OnLive is a cloud gaming service available in the United Kingdom and United States. It allows its users to directly stream games – be that single or multiplayer – directly and on-demand to their computer, television, laptop or tablet. This, in contrast to traditional digital stores such as Steam and Origin, enables games to be played without downloading any data files to a local computing device. In addition, due to data and processing power handled almost entirely from a remote machine, local devices can be barebones setups, acting really as just audio/visual access portals.
OnLive works, in essence, like a Virtual Network Computing (VNC) system. VNCs are graphical sharing systems that utilise an RFB (remote framebuffer) protocol to remotely control another computer. This allows the actions of the remote computer to be dictated through the local machine, with all keyboard, mouse and gamepad actions transmitted along with the graphical screen. So, in OnLive’s system, a thin client (the service’s interactive menu) is used by the user to select, stream and control content that is stored and processed in large remote data centres on their own devices.
As power and storage are of no consequence therefore in the local machine – with only enough computing power needed to run the thin client – the key facet of OnLive and all cloud-gaming services is bandwidth and internet connectivity. A fast internet connection is needed in order to maintain a constant two-way stream of data, with the user’s input commands through the thin client sent one way (to the data centre), and the data content and subsequent actions of the user’s input sent back. For example, OnLive necessitates a 2MBps connection in order to output content at a screen resolution of 1,024 x 576, while it requires a greater than 5MBps connection to output at 1,280 x 720. This is purely to ensure that there is no lag in the transference of data packets between machines.
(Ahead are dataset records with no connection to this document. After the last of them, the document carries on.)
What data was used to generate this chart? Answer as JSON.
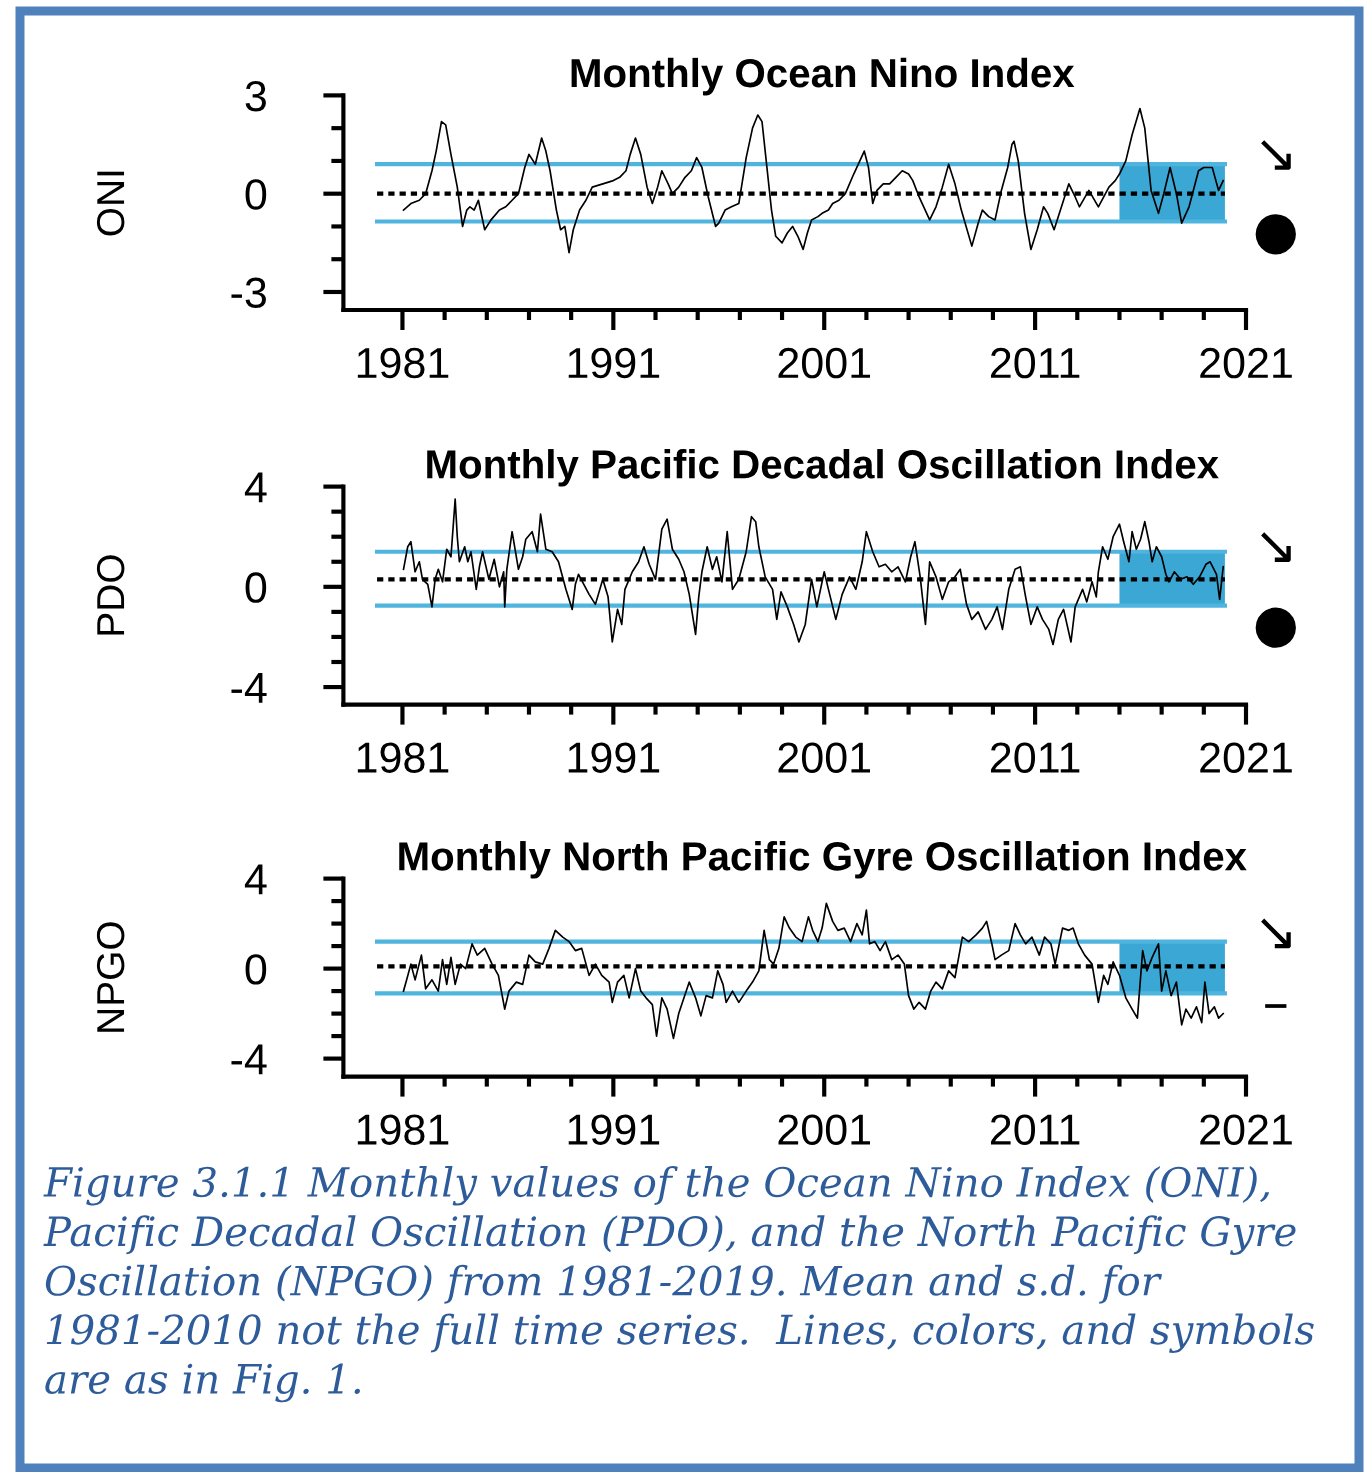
{
  "chart_data": [
    {
      "type": "line",
      "title": "Monthly Ocean Nino Index",
      "ylabel": "ONI",
      "color": "#000000",
      "x": [
        1981.05,
        1981.4,
        1981.8,
        1982.1,
        1982.4,
        1982.6,
        1982.85,
        1983.05,
        1983.3,
        1983.6,
        1983.85,
        1984.05,
        1984.2,
        1984.4,
        1984.6,
        1984.9,
        1985.2,
        1985.6,
        1985.9,
        1986.2,
        1986.5,
        1986.8,
        1987.0,
        1987.3,
        1987.6,
        1987.8,
        1988.0,
        1988.3,
        1988.5,
        1988.7,
        1988.9,
        1989.1,
        1989.4,
        1989.7,
        1990.0,
        1990.5,
        1991.0,
        1991.3,
        1991.6,
        1991.8,
        1992.05,
        1992.3,
        1992.6,
        1992.85,
        1993.1,
        1993.3,
        1993.6,
        1993.8,
        1994.1,
        1994.4,
        1994.7,
        1994.95,
        1995.2,
        1995.5,
        1995.85,
        1996.0,
        1996.3,
        1996.6,
        1996.95,
        1997.3,
        1997.6,
        1997.85,
        1998.05,
        1998.2,
        1998.5,
        1998.7,
        1999.0,
        1999.25,
        1999.5,
        1999.75,
        2000.0,
        2000.2,
        2000.4,
        2000.7,
        2000.9,
        2001.2,
        2001.4,
        2001.7,
        2002.0,
        2002.4,
        2002.9,
        2003.1,
        2003.3,
        2003.5,
        2003.8,
        2004.1,
        2004.4,
        2004.7,
        2005.0,
        2005.2,
        2005.5,
        2006.0,
        2006.3,
        2006.6,
        2006.9,
        2007.2,
        2007.5,
        2008.0,
        2008.3,
        2008.5,
        2008.8,
        2009.1,
        2009.4,
        2009.7,
        2009.9,
        2010.0,
        2010.2,
        2010.5,
        2010.8,
        2011.1,
        2011.4,
        2011.6,
        2011.9,
        2012.2,
        2012.6,
        2012.9,
        2013.1,
        2013.55,
        2014.0,
        2014.5,
        2014.8,
        2015.0,
        2015.3,
        2015.6,
        2015.97,
        2016.2,
        2016.5,
        2016.85,
        2017.1,
        2017.4,
        2017.7,
        2017.95,
        2018.3,
        2018.75,
        2019.0,
        2019.4,
        2019.7,
        2019.92
      ],
      "values": [
        -0.5,
        -0.3,
        -0.2,
        0.0,
        0.7,
        1.3,
        2.2,
        2.1,
        1.2,
        0.2,
        -1.0,
        -0.5,
        -0.4,
        -0.5,
        -0.2,
        -1.1,
        -0.8,
        -0.5,
        -0.4,
        -0.2,
        0.0,
        0.8,
        1.2,
        0.9,
        1.7,
        1.3,
        0.7,
        -0.5,
        -1.1,
        -1.0,
        -1.8,
        -1.1,
        -0.5,
        -0.2,
        0.2,
        0.3,
        0.4,
        0.5,
        0.7,
        1.2,
        1.7,
        1.2,
        0.2,
        -0.3,
        0.2,
        0.7,
        0.3,
        0.0,
        0.2,
        0.5,
        0.7,
        1.1,
        0.8,
        -0.1,
        -1.0,
        -0.9,
        -0.5,
        -0.4,
        -0.3,
        1.1,
        2.0,
        2.4,
        2.2,
        1.3,
        -0.5,
        -1.3,
        -1.5,
        -1.2,
        -1.0,
        -1.3,
        -1.7,
        -1.2,
        -0.8,
        -0.7,
        -0.6,
        -0.5,
        -0.3,
        -0.2,
        0.0,
        0.6,
        1.3,
        0.8,
        -0.3,
        0.1,
        0.3,
        0.3,
        0.5,
        0.7,
        0.6,
        0.4,
        -0.1,
        -0.8,
        -0.4,
        0.2,
        0.9,
        0.3,
        -0.5,
        -1.6,
        -0.9,
        -0.5,
        -0.7,
        -0.8,
        0.1,
        0.8,
        1.5,
        1.6,
        1.0,
        -0.6,
        -1.7,
        -1.1,
        -0.4,
        -0.6,
        -1.1,
        -0.5,
        0.3,
        -0.1,
        -0.4,
        0.1,
        -0.4,
        0.2,
        0.4,
        0.6,
        1.0,
        1.8,
        2.6,
        2.0,
        0.1,
        -0.6,
        0.0,
        0.8,
        0.0,
        -0.9,
        -0.4,
        0.7,
        0.8,
        0.8,
        0.1,
        0.4
      ],
      "xlim": [
        1978.2,
        2021
      ],
      "xticks": [
        1981,
        {
          "value": 1983,
          "label": null
        },
        {
          "value": 1985,
          "label": null
        },
        {
          "value": 1987,
          "label": null
        },
        {
          "value": 1989,
          "label": null
        },
        1991,
        {
          "value": 1993,
          "label": null
        },
        {
          "value": 1995,
          "label": null
        },
        {
          "value": 1997,
          "label": null
        },
        {
          "value": 1999,
          "label": null
        },
        2001,
        {
          "value": 2003,
          "label": null
        },
        {
          "value": 2005,
          "label": null
        },
        {
          "value": 2007,
          "label": null
        },
        {
          "value": 2009,
          "label": null
        },
        2011,
        {
          "value": 2013,
          "label": null
        },
        {
          "value": 2015,
          "label": null
        },
        {
          "value": 2017,
          "label": null
        },
        {
          "value": 2019,
          "label": null
        },
        2021
      ],
      "ylim": [
        -3.55,
        3
      ],
      "yticks": [
        3,
        {
          "value": 2,
          "label": null
        },
        {
          "value": 1,
          "label": null
        },
        0,
        {
          "value": -1,
          "label": null
        },
        {
          "value": -2,
          "label": null
        },
        -3
      ],
      "ref_lines": [
        {
          "axis": "y",
          "value": 0.9,
          "color": "#4fb5df",
          "line_style": "solid"
        },
        {
          "axis": "y",
          "value": 0,
          "color": "#000000",
          "line_style": "dotted"
        },
        {
          "axis": "y",
          "value": -0.85,
          "color": "#4fb5df",
          "line_style": "solid"
        }
      ],
      "bands": [
        {
          "axis": "x",
          "from": 2015,
          "to": 2020,
          "color": "#3ba7d4"
        }
      ],
      "annotations": [
        "↘",
        "●"
      ]
    },
    {
      "type": "line",
      "title": "Monthly Pacific Decadal Oscillation Index",
      "ylabel": "PDO",
      "color": "#000000",
      "x": [
        1981.05,
        1981.25,
        1981.4,
        1981.6,
        1981.8,
        1981.95,
        1982.2,
        1982.4,
        1982.55,
        1982.7,
        1982.9,
        1983.1,
        1983.3,
        1983.5,
        1983.6,
        1983.7,
        1983.95,
        1984.1,
        1984.25,
        1984.5,
        1984.65,
        1984.8,
        1985.1,
        1985.35,
        1985.6,
        1985.8,
        1985.85,
        1985.95,
        1986.2,
        1986.5,
        1986.7,
        1986.85,
        1987.15,
        1987.4,
        1987.55,
        1987.8,
        1988.1,
        1988.4,
        1988.75,
        1989.05,
        1989.2,
        1989.35,
        1989.6,
        1989.85,
        1990.15,
        1990.5,
        1990.75,
        1990.95,
        1991.2,
        1991.4,
        1991.55,
        1991.9,
        1992.2,
        1992.45,
        1992.7,
        1993.0,
        1993.3,
        1993.55,
        1993.8,
        1994.1,
        1994.35,
        1994.6,
        1994.9,
        1995.05,
        1995.2,
        1995.45,
        1995.7,
        1995.9,
        1996.15,
        1996.4,
        1996.65,
        1996.95,
        1997.3,
        1997.55,
        1997.75,
        1997.9,
        1998.2,
        1998.55,
        1998.75,
        1998.95,
        1999.25,
        1999.55,
        1999.8,
        2000.1,
        2000.4,
        2000.65,
        2001.0,
        2001.2,
        2001.55,
        2001.85,
        2002.2,
        2002.5,
        2002.8,
        2003.0,
        2003.3,
        2003.6,
        2003.9,
        2004.2,
        2004.5,
        2004.85,
        2005.1,
        2005.3,
        2005.55,
        2005.8,
        2006.0,
        2006.3,
        2006.6,
        2006.9,
        2007.2,
        2007.45,
        2007.75,
        2008.0,
        2008.3,
        2008.65,
        2008.95,
        2009.2,
        2009.45,
        2009.75,
        2010.05,
        2010.3,
        2010.55,
        2010.8,
        2011.1,
        2011.35,
        2011.65,
        2011.85,
        2012.1,
        2012.35,
        2012.7,
        2012.9,
        2013.25,
        2013.45,
        2013.7,
        2013.9,
        2014.0,
        2014.2,
        2014.45,
        2014.7,
        2015.0,
        2015.2,
        2015.45,
        2015.6,
        2015.8,
        2016.0,
        2016.2,
        2016.4,
        2016.55,
        2016.75,
        2017.0,
        2017.2,
        2017.35,
        2017.6,
        2017.9,
        2018.2,
        2018.5,
        2018.8,
        2019.1,
        2019.3,
        2019.6,
        2019.75,
        2019.92
      ],
      "values": [
        0.7,
        1.6,
        1.8,
        0.6,
        1.0,
        0.3,
        0.1,
        -0.8,
        0.3,
        0.7,
        0.2,
        1.5,
        1.2,
        3.5,
        2.0,
        1.0,
        1.6,
        1.0,
        1.4,
        -0.1,
        0.8,
        1.4,
        0.3,
        1.1,
        0.0,
        0.6,
        -0.8,
        0.7,
        2.2,
        0.7,
        1.2,
        1.9,
        2.2,
        1.4,
        2.9,
        1.5,
        1.4,
        1.0,
        -0.1,
        -0.9,
        0.1,
        0.5,
        0.1,
        -0.3,
        -0.7,
        0.3,
        -0.4,
        -2.2,
        -0.9,
        -1.5,
        -0.1,
        0.6,
        1.0,
        1.6,
        0.9,
        0.3,
        2.3,
        2.7,
        1.5,
        1.1,
        0.6,
        -0.3,
        -1.9,
        -0.4,
        0.6,
        1.6,
        0.7,
        1.2,
        0.2,
        2.2,
        -0.1,
        0.3,
        1.4,
        2.8,
        2.6,
        1.6,
        0.4,
        -0.1,
        -1.3,
        -0.2,
        -0.8,
        -1.5,
        -2.2,
        -1.5,
        0.3,
        -0.8,
        0.6,
        -0.1,
        -1.3,
        -0.3,
        0.4,
        -0.1,
        1.0,
        2.2,
        1.4,
        0.8,
        0.9,
        0.6,
        0.8,
        0.2,
        1.2,
        1.8,
        0.4,
        -1.5,
        1.0,
        0.4,
        -0.5,
        0.2,
        0.4,
        0.7,
        -0.7,
        -1.3,
        -1.0,
        -1.7,
        -1.3,
        -0.8,
        -1.7,
        -0.1,
        0.7,
        0.8,
        -0.4,
        -1.5,
        -0.8,
        -1.3,
        -1.7,
        -2.3,
        -1.3,
        -0.9,
        -2.2,
        -0.8,
        -0.1,
        -0.6,
        0.2,
        -0.4,
        0.6,
        1.6,
        1.1,
        2.0,
        2.5,
        1.8,
        1.0,
        2.2,
        1.5,
        1.9,
        2.6,
        1.8,
        1.0,
        1.6,
        1.2,
        0.5,
        0.2,
        0.6,
        0.3,
        0.4,
        0.1,
        0.4,
        0.9,
        1.0,
        0.5,
        -0.5,
        0.8
      ],
      "xlim": [
        1978.2,
        2021
      ],
      "xticks": [
        1981,
        {
          "value": 1983,
          "label": null
        },
        {
          "value": 1985,
          "label": null
        },
        {
          "value": 1987,
          "label": null
        },
        {
          "value": 1989,
          "label": null
        },
        1991,
        {
          "value": 1993,
          "label": null
        },
        {
          "value": 1995,
          "label": null
        },
        {
          "value": 1997,
          "label": null
        },
        {
          "value": 1999,
          "label": null
        },
        2001,
        {
          "value": 2003,
          "label": null
        },
        {
          "value": 2005,
          "label": null
        },
        {
          "value": 2007,
          "label": null
        },
        {
          "value": 2009,
          "label": null
        },
        2011,
        {
          "value": 2013,
          "label": null
        },
        {
          "value": 2015,
          "label": null
        },
        {
          "value": 2017,
          "label": null
        },
        {
          "value": 2019,
          "label": null
        },
        2021
      ],
      "ylim": [
        -4.7,
        4
      ],
      "yticks": [
        4,
        {
          "value": 3,
          "label": null
        },
        {
          "value": 2,
          "label": null
        },
        {
          "value": 1,
          "label": null
        },
        0,
        {
          "value": -1,
          "label": null
        },
        {
          "value": -2,
          "label": null
        },
        {
          "value": -3,
          "label": null
        },
        -4
      ],
      "ref_lines": [
        {
          "axis": "y",
          "value": 1.4,
          "color": "#4fb5df",
          "line_style": "solid"
        },
        {
          "axis": "y",
          "value": 0.3,
          "color": "#000000",
          "line_style": "dotted"
        },
        {
          "axis": "y",
          "value": -0.75,
          "color": "#4fb5df",
          "line_style": "solid"
        }
      ],
      "bands": [
        {
          "axis": "x",
          "from": 2015,
          "to": 2020,
          "color": "#3ba7d4"
        }
      ],
      "annotations": [
        "↘",
        "●"
      ]
    },
    {
      "type": "line",
      "title": "Monthly North Pacific Gyre Oscillation Index",
      "ylabel": "NPGO",
      "color": "#000000",
      "x": [
        1981.05,
        1981.2,
        1981.4,
        1981.6,
        1981.9,
        1982.1,
        1982.4,
        1982.7,
        1982.9,
        1983.1,
        1983.3,
        1983.5,
        1983.75,
        1984.0,
        1984.3,
        1984.55,
        1984.9,
        1985.25,
        1985.55,
        1985.85,
        1986.05,
        1986.4,
        1986.7,
        1987.0,
        1987.3,
        1987.65,
        1987.95,
        1988.25,
        1988.6,
        1988.9,
        1989.2,
        1989.5,
        1989.85,
        1990.15,
        1990.45,
        1990.8,
        1990.95,
        1991.2,
        1991.5,
        1991.75,
        1992.05,
        1992.3,
        1992.55,
        1992.85,
        1993.05,
        1993.3,
        1993.55,
        1993.85,
        1994.1,
        1994.35,
        1994.6,
        1994.9,
        1995.15,
        1995.4,
        1995.7,
        1995.95,
        1996.2,
        1996.35,
        1996.65,
        1996.95,
        1997.3,
        1997.6,
        1997.9,
        1998.15,
        1998.4,
        1998.6,
        1998.85,
        1999.1,
        1999.35,
        1999.65,
        1999.95,
        2000.25,
        2000.45,
        2000.7,
        2000.9,
        2001.1,
        2001.4,
        2001.65,
        2001.95,
        2002.25,
        2002.55,
        2002.8,
        2003.0,
        2003.15,
        2003.4,
        2003.65,
        2003.9,
        2004.2,
        2004.5,
        2004.8,
        2005.0,
        2005.25,
        2005.5,
        2005.8,
        2006.05,
        2006.3,
        2006.6,
        2006.9,
        2007.2,
        2007.55,
        2007.85,
        2008.2,
        2008.5,
        2008.7,
        2008.95,
        2009.1,
        2009.4,
        2009.75,
        2010.05,
        2010.3,
        2010.55,
        2010.85,
        2011.2,
        2011.45,
        2011.75,
        2011.95,
        2012.3,
        2012.6,
        2012.8,
        2013.05,
        2013.35,
        2013.7,
        2014.0,
        2014.25,
        2014.45,
        2014.7,
        2015.0,
        2015.3,
        2015.6,
        2015.85,
        2016.1,
        2016.3,
        2016.55,
        2016.85,
        2017.0,
        2017.2,
        2017.45,
        2017.7,
        2017.95,
        2018.15,
        2018.4,
        2018.65,
        2018.9,
        2019.05,
        2019.25,
        2019.5,
        2019.7,
        2019.92
      ],
      "values": [
        -1.0,
        -0.5,
        0.2,
        -0.5,
        0.6,
        -0.9,
        -0.5,
        -1.0,
        0.4,
        -0.7,
        0.5,
        -0.7,
        0.2,
        0.0,
        1.1,
        0.6,
        0.9,
        0.2,
        -0.3,
        -1.8,
        -1.0,
        -0.6,
        -0.7,
        0.6,
        0.3,
        0.2,
        0.9,
        1.7,
        1.4,
        1.2,
        0.8,
        0.9,
        -0.3,
        0.2,
        -0.3,
        -0.6,
        -1.5,
        -0.6,
        -0.3,
        -1.3,
        0.0,
        -1.0,
        -1.3,
        -1.6,
        -3.0,
        -1.3,
        -1.8,
        -3.1,
        -2.0,
        -1.3,
        -0.6,
        -1.3,
        -2.1,
        -1.2,
        -1.3,
        -0.1,
        -0.7,
        -1.5,
        -1.0,
        -1.5,
        -1.0,
        -0.6,
        -0.1,
        1.7,
        0.4,
        0.2,
        0.9,
        2.3,
        1.8,
        1.4,
        1.2,
        2.3,
        1.7,
        1.2,
        1.8,
        2.9,
        2.1,
        1.7,
        1.8,
        1.2,
        2.0,
        1.5,
        2.6,
        1.1,
        1.2,
        0.8,
        1.2,
        0.4,
        0.6,
        0.2,
        -1.2,
        -1.8,
        -1.5,
        -1.8,
        -1.0,
        -0.6,
        -0.9,
        -0.1,
        -0.4,
        1.4,
        1.2,
        1.5,
        1.8,
        2.1,
        1.1,
        0.4,
        0.6,
        0.8,
        2.0,
        1.5,
        1.1,
        1.4,
        0.6,
        1.4,
        1.1,
        0.2,
        1.8,
        1.7,
        1.8,
        1.1,
        0.6,
        0.2,
        -1.5,
        -0.3,
        -0.7,
        0.3,
        -0.3,
        -1.3,
        -1.8,
        -2.2,
        0.8,
        -0.1,
        0.5,
        1.1,
        -1.0,
        -0.1,
        -1.2,
        -0.6,
        -2.5,
        -1.8,
        -2.2,
        -1.7,
        -2.4,
        -0.6,
        -2.0,
        -1.7,
        -2.2,
        -2.0
      ],
      "xlim": [
        1978.2,
        2021
      ],
      "xticks": [
        1981,
        {
          "value": 1983,
          "label": null
        },
        {
          "value": 1985,
          "label": null
        },
        {
          "value": 1987,
          "label": null
        },
        {
          "value": 1989,
          "label": null
        },
        1991,
        {
          "value": 1993,
          "label": null
        },
        {
          "value": 1995,
          "label": null
        },
        {
          "value": 1997,
          "label": null
        },
        {
          "value": 1999,
          "label": null
        },
        2001,
        {
          "value": 2003,
          "label": null
        },
        {
          "value": 2005,
          "label": null
        },
        {
          "value": 2007,
          "label": null
        },
        {
          "value": 2009,
          "label": null
        },
        2011,
        {
          "value": 2013,
          "label": null
        },
        {
          "value": 2015,
          "label": null
        },
        {
          "value": 2017,
          "label": null
        },
        {
          "value": 2019,
          "label": null
        },
        2021
      ],
      "ylim": [
        -4.8,
        4
      ],
      "yticks": [
        4,
        {
          "value": 3,
          "label": null
        },
        {
          "value": 2,
          "label": null
        },
        {
          "value": 1,
          "label": null
        },
        0,
        {
          "value": -1,
          "label": null
        },
        {
          "value": -2,
          "label": null
        },
        {
          "value": -3,
          "label": null
        },
        -4
      ],
      "ref_lines": [
        {
          "axis": "y",
          "value": 1.2,
          "color": "#4fb5df",
          "line_style": "solid"
        },
        {
          "axis": "y",
          "value": 0.1,
          "color": "#000000",
          "line_style": "dotted"
        },
        {
          "axis": "y",
          "value": -1.1,
          "color": "#4fb5df",
          "line_style": "solid"
        }
      ],
      "bands": [
        {
          "axis": "x",
          "from": 2015,
          "to": 2020,
          "color": "#3ba7d4"
        }
      ],
      "annotations": [
        "↘",
        "–",
        "Figure 3.1.1 Monthly values of the Ocean Nino Index (ONI), Pacific Decadal Oscillation (PDO), and the North Pacific Gyre Oscillation (NPGO) from 1981-2019. Mean and s.d. for 1981-2010 not the full time series.  Lines, colors, and symbols are as in Fig. 1."
      ]
    }
  ]
}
The OnLive system is accessed in three distinct ways. Accessing the service via personal computer or Mac necessitates downloading and installing dedicated software. Once this is achieved, OnLive is accessed via launching an executable file, where content can be streamed directly over the user’s desktop. Similarly, OnLive is accessed via a tablet computer by downloading a free app – in the case of the Apple iPad, acquired through the App Store. Once installed this, when selected, launches OnLive’s tablet client, which when partnered with the service’s Bluetooth-connected wireless controller, allows titles to be streamed on the device’s screen. Finally, OnLive can be accessed through a user’s television. This method, however, necessitates OnLive’s MicroConsole TV Adapter, a small auxiliary system that sits between the router and the television and handles encoding/decoding processes of streams, as well as the connectivity of peripherals.